Here things that we can do:
- Install malware scanner: There are multiple malware scanners in our website, paid or free. We should be aware that free plugins may not be the most reliable and they could actually generate false positives. The best method is to read reviews about the plugin to make sure that it is working properly.
- Delete unused themes: Unused themes could provide various ways for hackers to find their way in. Get rid of themes that we are not using.
- Reinstall all plugins: It is possible that we are using older plugins or our plugins have been contaminated by bad codes. In this case, we will need to delete all plugins and reinstall them. This is obviously a time-consuming method, especially if we need to re-configure them. However, by refreshing our plugins, we have closed a path for hackers.

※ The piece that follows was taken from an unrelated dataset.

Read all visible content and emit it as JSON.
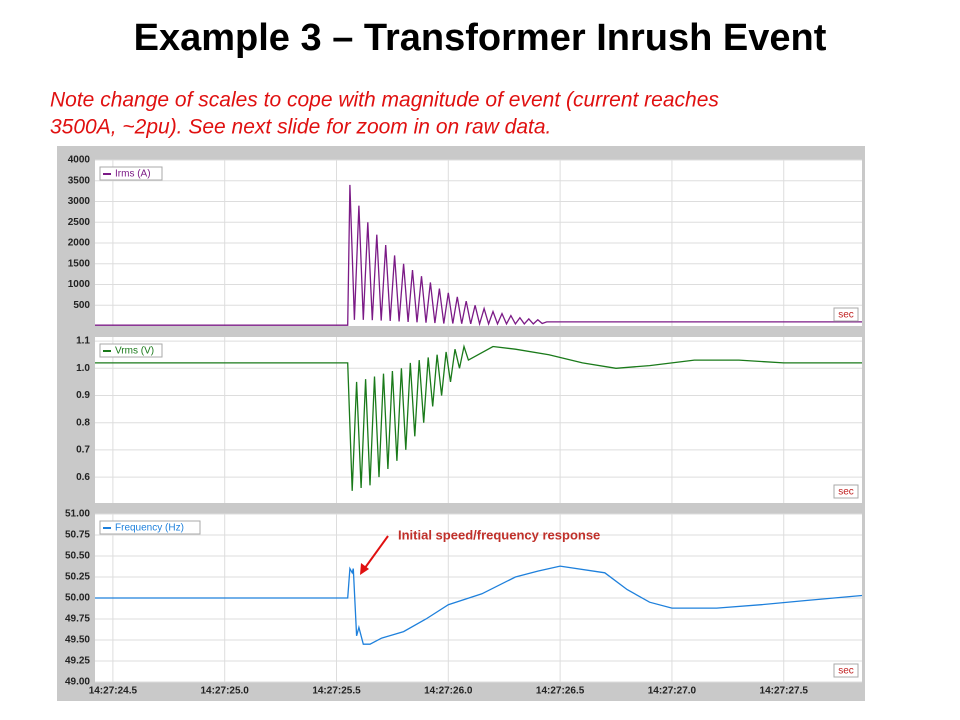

- Create a new .htaccess file: This file can be infected by redirect code when hackers want to create a backdoor. If we believed that the .htaccess file has been compromised, it is a good idea to delete it and create a new one. It should be recreated automatically when we click the Save button in Settings> Permalinks.
- Reinstall WordPress configuration: This method is necessary when our website is continuously attacked by hackers. It is an important security step to make a backup of wp-config.php file when we install WordPress for the first time. If we are suspicious that the website has implanted backdoors, we should compare the current wp-config.php file with the original one. Our suspicion would be confirmed if there are strange codes in the current one.
There are ways to prevent further attacks to our website. We may change admin username and password each week, using random alphabets and numbers. It is also a good idea to install security plugin that limits the number of login attempts to deter brute force attacks. The WP-Admin directory should also be password protected.